The Washington Post reported Thursday most of the infractions involve unauthorized surveillance of Americans or foreign intelligence targets in the U.S., both restricted by law and executive order. The newspaper said the infractions range from “significant violations of law” to typographical errors resulting in the “unintended interception” of U.S. e-mails and telephone calls.
The Washington Post said NSA leaker Edward Snowden provided the newspaper with the documents weeks ago. The report said the documents include a level of detail and analysis that is “not routinely shared with Congress or the special court that oversees surveillance.”
The newspaper cited an unidentified senior NSA official who said in an interview “we’re a human-run agency operating in a complex environment with a number of different regulatory regimes, so at times we find ourselves on the wrong side of the line.”
According to the story, in one of the documents, NSA personnel are instructed to remove details and substitute more generic language in reports to the Justice Department and the Office of the Director of National Intelligence.
The Washington Post said the NSA decided it did not need to report the unintended surveillance of Americans. The newspaper said a “notable example” in 2008 was the interception of a large number of calls placed from Washington. The Post said a programming error confused Washington’s telephone area code 202 for 20, the international dialling code for Egypt. The newspaper said that, according to a “quality assurance” review, the NSA’s oversight staff was not made aware of the interceptions.
The Post cited another case in which the Foreign Intelligence Surveillance Court, which has authority over some NSA operations, did not learn about a new collection method until it had been in operation for “many months.” The report says the court ruled the method unconstitutional.

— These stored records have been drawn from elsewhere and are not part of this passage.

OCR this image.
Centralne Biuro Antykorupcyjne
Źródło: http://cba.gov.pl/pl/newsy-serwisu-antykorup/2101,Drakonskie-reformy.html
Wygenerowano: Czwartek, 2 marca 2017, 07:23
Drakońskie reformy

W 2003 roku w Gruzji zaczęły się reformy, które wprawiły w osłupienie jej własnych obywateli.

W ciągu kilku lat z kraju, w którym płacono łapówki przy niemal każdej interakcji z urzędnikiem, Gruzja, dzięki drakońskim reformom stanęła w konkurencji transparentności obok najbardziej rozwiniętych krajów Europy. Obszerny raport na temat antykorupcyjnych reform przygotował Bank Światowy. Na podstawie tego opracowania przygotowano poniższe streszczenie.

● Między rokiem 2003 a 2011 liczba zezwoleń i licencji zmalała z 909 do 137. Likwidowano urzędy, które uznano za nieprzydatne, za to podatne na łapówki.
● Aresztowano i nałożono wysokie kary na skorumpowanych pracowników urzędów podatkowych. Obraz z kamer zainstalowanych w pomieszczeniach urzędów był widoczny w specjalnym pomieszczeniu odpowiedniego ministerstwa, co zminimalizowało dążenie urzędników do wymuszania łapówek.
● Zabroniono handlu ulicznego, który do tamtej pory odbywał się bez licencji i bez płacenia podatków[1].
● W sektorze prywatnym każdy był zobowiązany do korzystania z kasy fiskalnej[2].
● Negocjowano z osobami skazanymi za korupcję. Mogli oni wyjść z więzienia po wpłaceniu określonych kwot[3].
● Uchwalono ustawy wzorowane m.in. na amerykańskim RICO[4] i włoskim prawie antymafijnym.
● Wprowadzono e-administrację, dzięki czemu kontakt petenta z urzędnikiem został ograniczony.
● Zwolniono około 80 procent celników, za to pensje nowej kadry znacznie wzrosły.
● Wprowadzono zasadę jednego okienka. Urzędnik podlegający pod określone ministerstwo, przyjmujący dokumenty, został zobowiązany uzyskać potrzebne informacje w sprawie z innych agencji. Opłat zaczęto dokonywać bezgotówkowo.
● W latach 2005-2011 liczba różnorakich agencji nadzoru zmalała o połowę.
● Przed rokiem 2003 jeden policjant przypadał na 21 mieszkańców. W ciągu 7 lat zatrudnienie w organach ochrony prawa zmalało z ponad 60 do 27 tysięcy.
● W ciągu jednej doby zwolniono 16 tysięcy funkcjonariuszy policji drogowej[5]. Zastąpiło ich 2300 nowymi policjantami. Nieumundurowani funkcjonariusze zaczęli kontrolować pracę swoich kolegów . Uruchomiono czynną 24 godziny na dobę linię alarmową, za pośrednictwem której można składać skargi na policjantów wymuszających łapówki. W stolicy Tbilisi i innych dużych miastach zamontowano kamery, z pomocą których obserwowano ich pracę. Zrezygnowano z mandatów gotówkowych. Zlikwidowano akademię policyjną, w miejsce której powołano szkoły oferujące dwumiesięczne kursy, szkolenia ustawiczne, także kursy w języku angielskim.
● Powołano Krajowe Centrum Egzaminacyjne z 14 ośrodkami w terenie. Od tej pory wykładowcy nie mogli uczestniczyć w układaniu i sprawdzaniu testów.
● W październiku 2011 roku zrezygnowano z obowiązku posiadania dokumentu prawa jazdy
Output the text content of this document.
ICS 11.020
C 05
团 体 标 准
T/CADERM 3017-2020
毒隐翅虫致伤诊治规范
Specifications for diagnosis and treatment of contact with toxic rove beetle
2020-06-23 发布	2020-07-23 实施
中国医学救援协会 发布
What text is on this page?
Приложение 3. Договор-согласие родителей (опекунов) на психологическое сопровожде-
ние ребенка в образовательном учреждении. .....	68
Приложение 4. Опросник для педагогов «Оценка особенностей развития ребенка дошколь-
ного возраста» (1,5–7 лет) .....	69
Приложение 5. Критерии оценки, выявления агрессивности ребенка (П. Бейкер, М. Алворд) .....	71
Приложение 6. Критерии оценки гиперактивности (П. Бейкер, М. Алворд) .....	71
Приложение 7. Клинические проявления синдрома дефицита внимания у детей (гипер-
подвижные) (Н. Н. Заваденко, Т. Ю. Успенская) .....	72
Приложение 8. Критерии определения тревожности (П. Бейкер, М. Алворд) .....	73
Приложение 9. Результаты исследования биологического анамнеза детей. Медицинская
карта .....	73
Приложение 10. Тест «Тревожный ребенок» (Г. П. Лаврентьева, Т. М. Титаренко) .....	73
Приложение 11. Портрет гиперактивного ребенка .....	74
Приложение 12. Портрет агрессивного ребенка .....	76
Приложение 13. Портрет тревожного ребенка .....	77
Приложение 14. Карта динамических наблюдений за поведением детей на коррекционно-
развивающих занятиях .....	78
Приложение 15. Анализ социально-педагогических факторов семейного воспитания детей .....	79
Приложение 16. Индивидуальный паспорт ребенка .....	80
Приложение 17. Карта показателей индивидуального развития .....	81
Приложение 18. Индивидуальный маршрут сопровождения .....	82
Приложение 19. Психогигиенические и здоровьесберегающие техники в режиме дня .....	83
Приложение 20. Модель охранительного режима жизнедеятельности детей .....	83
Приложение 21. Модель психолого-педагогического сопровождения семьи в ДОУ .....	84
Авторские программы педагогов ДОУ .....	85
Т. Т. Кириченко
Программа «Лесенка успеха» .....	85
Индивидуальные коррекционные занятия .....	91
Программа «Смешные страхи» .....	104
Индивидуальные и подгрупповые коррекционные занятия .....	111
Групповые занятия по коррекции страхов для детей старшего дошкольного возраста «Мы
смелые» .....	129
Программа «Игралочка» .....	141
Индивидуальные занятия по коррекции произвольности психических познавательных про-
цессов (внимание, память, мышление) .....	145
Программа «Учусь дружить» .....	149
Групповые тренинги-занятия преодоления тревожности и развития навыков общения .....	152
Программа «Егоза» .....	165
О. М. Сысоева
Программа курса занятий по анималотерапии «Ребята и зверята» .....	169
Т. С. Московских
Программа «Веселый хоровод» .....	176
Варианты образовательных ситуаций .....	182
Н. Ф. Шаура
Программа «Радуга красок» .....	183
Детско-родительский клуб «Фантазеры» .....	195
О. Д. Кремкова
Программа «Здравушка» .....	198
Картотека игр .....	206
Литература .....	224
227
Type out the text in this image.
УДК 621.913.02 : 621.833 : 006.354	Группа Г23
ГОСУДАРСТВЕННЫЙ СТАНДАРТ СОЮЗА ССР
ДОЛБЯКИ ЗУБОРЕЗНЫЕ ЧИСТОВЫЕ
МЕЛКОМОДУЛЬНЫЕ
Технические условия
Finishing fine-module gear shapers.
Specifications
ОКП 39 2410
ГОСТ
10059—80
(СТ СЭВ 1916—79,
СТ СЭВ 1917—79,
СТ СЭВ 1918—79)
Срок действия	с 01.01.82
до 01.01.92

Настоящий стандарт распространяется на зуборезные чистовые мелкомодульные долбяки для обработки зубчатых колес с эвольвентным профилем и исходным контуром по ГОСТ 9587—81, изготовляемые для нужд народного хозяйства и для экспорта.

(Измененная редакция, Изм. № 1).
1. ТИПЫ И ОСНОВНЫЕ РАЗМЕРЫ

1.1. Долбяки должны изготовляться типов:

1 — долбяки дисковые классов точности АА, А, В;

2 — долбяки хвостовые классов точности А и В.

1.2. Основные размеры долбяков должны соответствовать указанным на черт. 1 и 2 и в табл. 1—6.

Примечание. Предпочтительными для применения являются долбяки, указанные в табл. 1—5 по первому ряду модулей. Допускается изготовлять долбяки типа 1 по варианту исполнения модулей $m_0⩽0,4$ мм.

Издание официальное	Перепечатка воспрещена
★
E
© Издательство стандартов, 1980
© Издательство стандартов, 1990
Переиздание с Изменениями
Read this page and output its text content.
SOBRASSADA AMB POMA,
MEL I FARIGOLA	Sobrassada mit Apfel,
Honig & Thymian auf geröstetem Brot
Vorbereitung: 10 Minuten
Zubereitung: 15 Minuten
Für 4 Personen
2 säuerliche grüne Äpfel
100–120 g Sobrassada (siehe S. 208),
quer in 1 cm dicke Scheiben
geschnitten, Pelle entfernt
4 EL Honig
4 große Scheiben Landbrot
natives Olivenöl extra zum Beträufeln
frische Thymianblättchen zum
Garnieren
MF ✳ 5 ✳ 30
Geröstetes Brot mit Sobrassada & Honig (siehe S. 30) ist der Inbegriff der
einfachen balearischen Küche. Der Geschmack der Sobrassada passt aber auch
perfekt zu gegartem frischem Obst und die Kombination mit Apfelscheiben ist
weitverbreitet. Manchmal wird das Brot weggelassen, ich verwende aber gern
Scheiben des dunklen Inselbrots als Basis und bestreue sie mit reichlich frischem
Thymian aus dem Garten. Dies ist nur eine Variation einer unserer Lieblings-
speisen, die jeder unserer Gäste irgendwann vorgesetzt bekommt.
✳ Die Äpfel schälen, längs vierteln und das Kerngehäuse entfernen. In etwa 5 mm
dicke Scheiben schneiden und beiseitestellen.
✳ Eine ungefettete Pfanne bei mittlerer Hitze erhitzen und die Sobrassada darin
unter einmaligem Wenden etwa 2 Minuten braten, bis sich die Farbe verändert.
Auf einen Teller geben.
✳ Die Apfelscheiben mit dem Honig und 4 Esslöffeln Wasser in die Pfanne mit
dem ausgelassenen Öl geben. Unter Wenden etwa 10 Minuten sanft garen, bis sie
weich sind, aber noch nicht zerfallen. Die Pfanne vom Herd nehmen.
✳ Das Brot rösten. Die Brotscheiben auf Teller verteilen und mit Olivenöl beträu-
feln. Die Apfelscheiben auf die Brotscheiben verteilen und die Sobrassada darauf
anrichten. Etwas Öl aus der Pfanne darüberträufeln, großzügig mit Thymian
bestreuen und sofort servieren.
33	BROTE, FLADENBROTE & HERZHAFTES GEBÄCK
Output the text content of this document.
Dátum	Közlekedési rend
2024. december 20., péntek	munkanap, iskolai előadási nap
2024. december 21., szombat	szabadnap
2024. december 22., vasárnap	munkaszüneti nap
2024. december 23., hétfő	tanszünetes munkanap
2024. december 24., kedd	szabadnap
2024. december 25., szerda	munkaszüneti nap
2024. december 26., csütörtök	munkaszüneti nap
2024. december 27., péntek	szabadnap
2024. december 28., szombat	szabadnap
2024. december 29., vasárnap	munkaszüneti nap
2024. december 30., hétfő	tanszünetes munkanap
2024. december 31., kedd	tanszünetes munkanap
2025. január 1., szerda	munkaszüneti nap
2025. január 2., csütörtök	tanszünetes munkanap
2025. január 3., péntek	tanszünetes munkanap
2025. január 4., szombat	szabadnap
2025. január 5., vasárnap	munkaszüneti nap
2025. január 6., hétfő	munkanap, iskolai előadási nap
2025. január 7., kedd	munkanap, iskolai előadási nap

The Washington Post said in the NSA audit, dated May, 2012, there were 2,776 “incidents” in the preceding 12 months of “unauthorized collection, storage, access to or distribution of legally protected communications.” The newspaper said most of the incidents were “unintended,” involving “failures of due diligence or violations of standard operating procedure.” The newspaper said the “most serious” incidents involved a violation of a court order and unauthorized use of data about more than 3,000 Americans and green card holders.
The Washington Post said there is “no reliable way” to calculate from the number of recorded compliance issues, how many American’s have had their communications “improperly collected, stored or distributed by the NSA.”